Apart from a couple of really unnecessary slow-mo scenes and a relatively unremarkable 3D experience, there really wasn’t much to complain about. The 3D had a couple of pop-outs at the start of the movie, but later on became quite unnoticeable. At this point its kinda hard to say if I actually became used to it enough to not notice it anymore or if it actually wasn’t even there. There is however one interesting scene shot from first person perspective later on which hasn’t been seen in other movies so far (not exactly like this at least) which might have been greatly enhanced by 3D, but its over before you blink. So yeah I’d say if possible, you should go and see the 2D version.
One thing to note is that the Silent Hill games get their special flavor by having a grainy/blurry filter purposefully placed on top by clever design which in turn makes it slightly harder to actually see monsters in great detail which makes it a bit more mysterious and disturbing. The movies (obviously) don’t resort to such a trick, as that would be a rather questionable design choice for a 2012 movie. The movie has quiet a sharp picture making the creatures, in a way (at least for me) less scary. It was more like a dark thriller instead of a horror flick to me, which isn’t necessarily a bad thing. At least you get to see how good and detailed the monsters populating Silent Hill really are, and it would be a shame if their hard work was to be hidden under a grainy layer.
The plot itself is really heavy, and the movie goes ahead and explains nearly all of it by the end just like the first Silent Hill movie did, which isn’t really true to Silent Hill but what can you do, you can’t really make a movie about one person running through empty corridors and collecting mysterious paper pieces and diaries for 2 hours. This in turn results in the movies weakest aspect, instead of figuring out and revealing the plot yourself, they flat out tell you who is who, what they are doing and why they are doing it. A more longer movie might have been able to avoid this, but alas, we only get 90 minutes of a story told through numerous 10-hour games with multiple endings, so it’s obvious corners had to be cut.
As seen on the posters, covers and trailers, the iconic fan service Pyramid Head obviously returns, this time with a much clearer purpose in mind, which makes for a truly badass showdown at the end. Accompanying the entire experience is the signature Silent Hill soundtrack composed by none other than Akira Yamaoka which the fans will greatly appreciate.
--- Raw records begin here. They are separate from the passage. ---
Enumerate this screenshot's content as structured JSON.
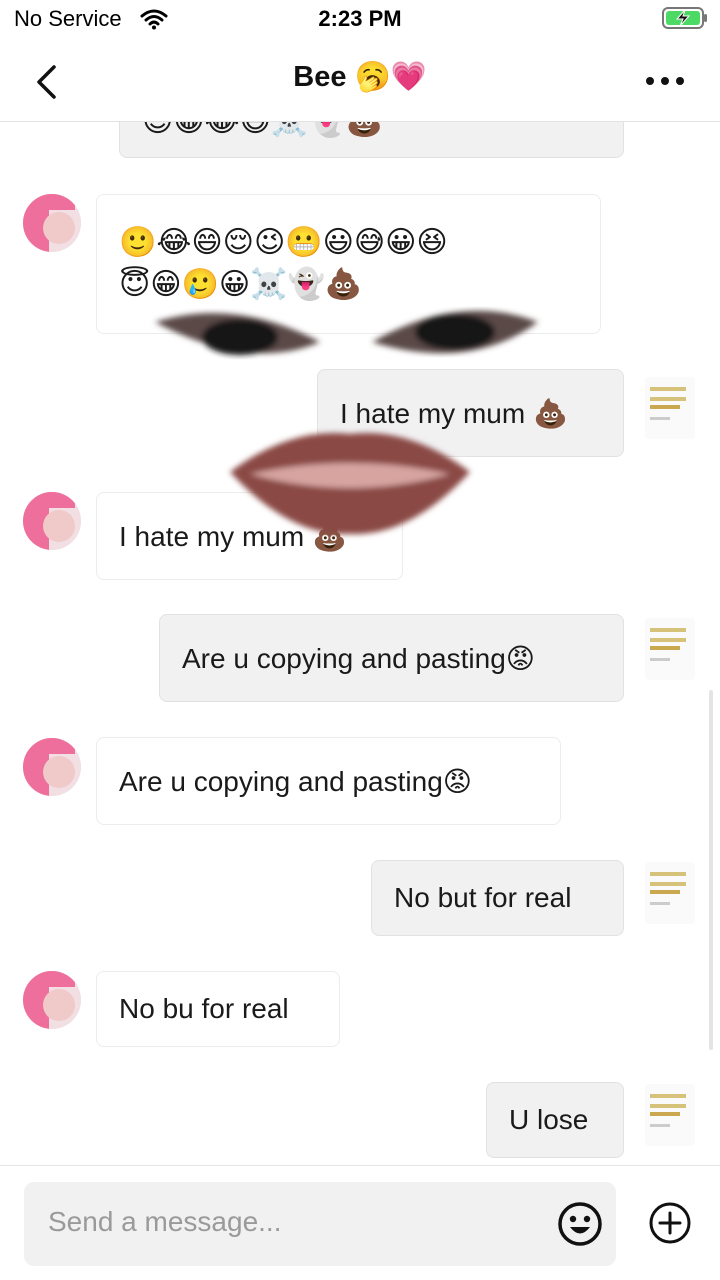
{
  "status_bar": {
    "carrier": "No Service",
    "time": "2:23 PM"
  },
  "header": {
    "title": "Bee 🥱💗"
  },
  "messages": [
    {
      "direction": "incoming",
      "emoji_row_1": "🙂😂😄😌😉😬😃😅😀😆",
      "emoji_row_2": "😇😁🥲😀☠️👻💩"
    },
    {
      "direction": "outgoing",
      "text": "I hate my mum 💩"
    },
    {
      "direction": "incoming",
      "text": "I hate my mum 💩"
    },
    {
      "direction": "outgoing",
      "text": "Are u copying and pasting😡"
    },
    {
      "direction": "incoming",
      "text": "Are u copying and pasting😡"
    },
    {
      "direction": "outgoing",
      "text": "No but for real"
    },
    {
      "direction": "incoming",
      "text": "No bu for real"
    },
    {
      "direction": "outgoing",
      "text": "U lose"
    }
  ],
  "top_partial_emoji": "😊😀😂😄☠️👻💩",
  "composer": {
    "placeholder": "Send a message..."
  },
  "icons": {
    "back": "chevron-left-icon",
    "more": "more-dots-icon",
    "emoji": "smiley-icon",
    "add": "plus-circle-icon",
    "wifi": "wifi-icon",
    "battery": "battery-charging-icon"
  },
  "colors": {
    "battery_fill": "#4cd964",
    "avatar_pink": "#ee6f9c",
    "bubble_sent": "#f1f1f2"
  }
}
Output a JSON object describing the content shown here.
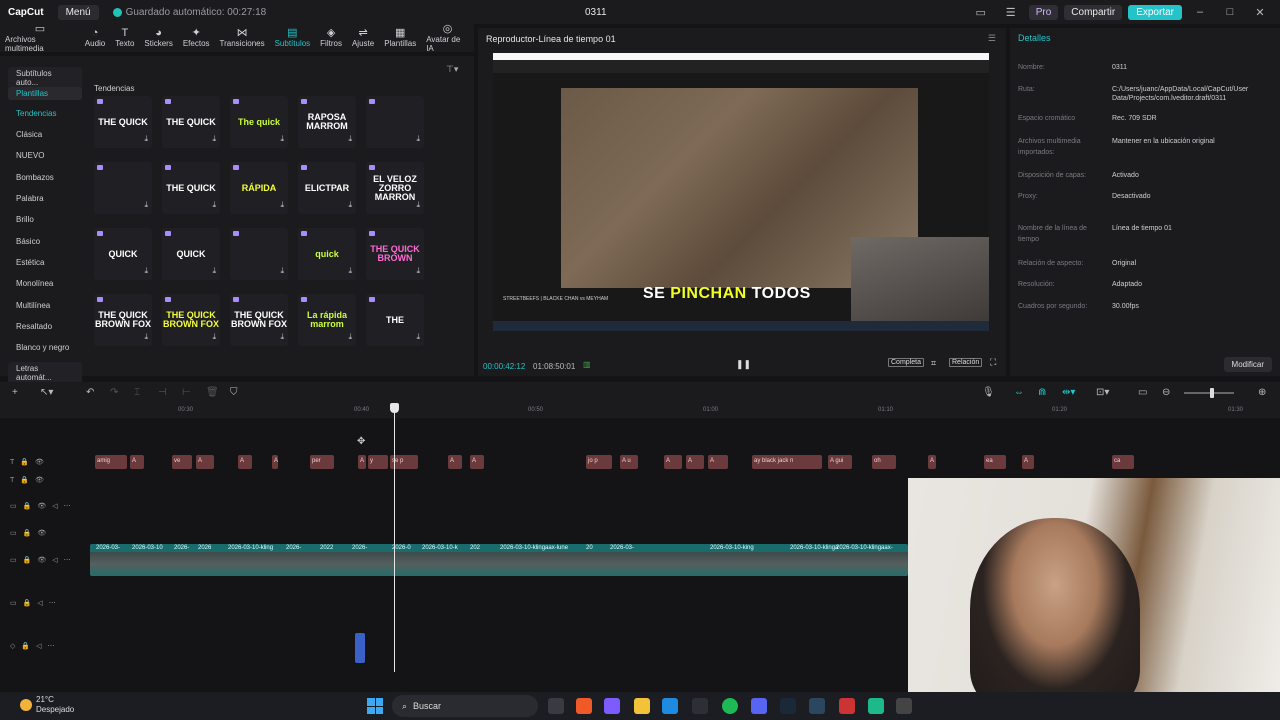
{
  "titlebar": {
    "logo": "CapCut",
    "menu": "Menú",
    "autosave": "Guardado automático: 00:27:18",
    "doc_title": "0311",
    "pro": "Pro",
    "share": "Compartir",
    "export": "Exportar"
  },
  "toolbar": [
    {
      "label": "Archivos multimedia",
      "icon": "▭"
    },
    {
      "label": "Audio",
      "icon": "◔"
    },
    {
      "label": "Texto",
      "icon": "T"
    },
    {
      "label": "Stickers",
      "icon": "◕"
    },
    {
      "label": "Efectos",
      "icon": "✦"
    },
    {
      "label": "Transiciones",
      "icon": "⋈"
    },
    {
      "label": "Subtítulos",
      "icon": "▤",
      "active": true
    },
    {
      "label": "Filtros",
      "icon": "◈"
    },
    {
      "label": "Ajuste",
      "icon": "⇌"
    },
    {
      "label": "Plantillas",
      "icon": "▦"
    },
    {
      "label": "Avatar de IA",
      "icon": "◎"
    }
  ],
  "sidebar": {
    "items": [
      {
        "label": "Subtítulos auto..."
      },
      {
        "label": "Plantillas",
        "active": true
      },
      {
        "label": "Tendencias",
        "active": true
      },
      {
        "label": "Clásica"
      },
      {
        "label": "NUEVO"
      },
      {
        "label": "Bombazos"
      },
      {
        "label": "Palabra"
      },
      {
        "label": "Brillo"
      },
      {
        "label": "Básico"
      },
      {
        "label": "Estética"
      },
      {
        "label": "Monolínea"
      },
      {
        "label": "Multilínea"
      },
      {
        "label": "Resaltado"
      },
      {
        "label": "Blanco y negro"
      },
      {
        "label": "Letras automát..."
      }
    ]
  },
  "templates": {
    "section_title": "Tendencias",
    "items": [
      {
        "text": "THE QUICK",
        "color": "#ffffff"
      },
      {
        "text": "THE QUICK",
        "color": "#ffffff"
      },
      {
        "text": "The quick",
        "color": "#c9ff3b"
      },
      {
        "text": "RAPOSA MARROM",
        "color": "#ffffff"
      },
      {
        "text": "",
        "color": "#9d7cff"
      },
      {
        "text": "",
        "color": "#ff7ab8"
      },
      {
        "text": "THE QUICK",
        "color": "#ffffff"
      },
      {
        "text": "RÁPIDA",
        "color": "#f4ff3b"
      },
      {
        "text": "ELICTPAR",
        "color": "#ffffff"
      },
      {
        "text": "EL VELOZ ZORRO MARRON",
        "color": "#ffffff"
      },
      {
        "text": "QUICK",
        "color": "#ffffff"
      },
      {
        "text": "QUICK",
        "color": "#ffffff"
      },
      {
        "text": "",
        "color": "#f4e24a"
      },
      {
        "text": "quick",
        "color": "#c9ff3b"
      },
      {
        "text": "THE QUICK BROWN",
        "color": "#ff6ad5"
      },
      {
        "text": "THE QUICK BROWN FOX",
        "color": "#ffffff"
      },
      {
        "text": "THE QUICK BROWN FOX",
        "color": "#f4ff3b"
      },
      {
        "text": "THE QUICK BROWN FOX",
        "color": "#ffffff"
      },
      {
        "text": "La rápida marrom",
        "color": "#c9ff3b"
      },
      {
        "text": "THE",
        "color": "#ffffff"
      }
    ]
  },
  "player": {
    "title": "Reproductor-Línea de tiempo 01",
    "subtitle_white": "SE ",
    "subtitle_highlight": "PINCHAN",
    "subtitle_end": " TODOS",
    "channel": "STREETBEEFS | BLACKE CHAN vs MEYHAM",
    "current_time": "00:00:42:12",
    "total_time": "01:08:50:01",
    "btn_complete": "Completa",
    "btn_ratio": "Relación"
  },
  "details": {
    "header": "Detalles",
    "rows": [
      {
        "label": "Nombre:",
        "value": "0311"
      },
      {
        "label": "Ruta:",
        "value": "C:/Users/juanc/AppData/Local/CapCut/User Data/Projects/com.lveditor.draft/0311"
      },
      {
        "label": "Espacio cromático",
        "value": "Rec. 709 SDR"
      },
      {
        "label": "Archivos multimedia importados:",
        "value": "Mantener en la ubicación original"
      },
      {
        "label": "Disposición de capas:",
        "value": "Activado"
      },
      {
        "label": "Proxy:",
        "value": "Desactivado"
      },
      {
        "label": "Nombre de la línea de tiempo",
        "value": "Línea de tiempo 01"
      },
      {
        "label": "Relación de aspecto:",
        "value": "Original"
      },
      {
        "label": "Resolución:",
        "value": "Adaptado"
      },
      {
        "label": "Cuadros por segundo:",
        "value": "30.00fps"
      }
    ],
    "modify": "Modificar"
  },
  "ruler": {
    "ticks": [
      "00:30",
      "00:40",
      "00:50",
      "01:00",
      "01:10",
      "01:20",
      "01:30"
    ]
  },
  "timeline": {
    "subtitle_clips": [
      "amig",
      "A",
      "ve",
      "A",
      "A",
      "A",
      "per",
      "A",
      "y",
      "se p",
      "A",
      "A",
      "jo p",
      "A u",
      "A",
      "A",
      "A",
      "ay black jack n",
      "A gui",
      "oh",
      "A",
      "ea",
      "A",
      "ca"
    ],
    "video_labels": [
      "2026-03-",
      "2026-03-10",
      "2026-",
      "2026",
      "2026-03-10-kling",
      "2026-",
      "2022",
      "2026-",
      "2026-0",
      "2026-03-10-k",
      "202",
      "2026-03-10-klingaax-lune",
      "20",
      "2026-03-",
      "2026-03-10-king",
      "2026-03-10-klinga",
      "2026-03-10-klingaax-"
    ]
  },
  "taskbar": {
    "temp": "21°C",
    "weather": "Despejado",
    "search": "Buscar"
  }
}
But this is where we come to the biggest question, what about people who aren’t familiar to Silent Hill, will they enjoy it? The answer is unfortunately, probably not. Much like all things Silent Hill, Revelation will indeed seem like a bunch of random and brutally disturbing stuff taking place, making it seem more like a cheap SAW knock off with a basic demon cult plot we’ve seen numerous times before. Regardless, I’m extremely happy that the fans are getting a movie that actually resembles the game quite a bit, while also offering something new so that even they might have an interesting time watching it.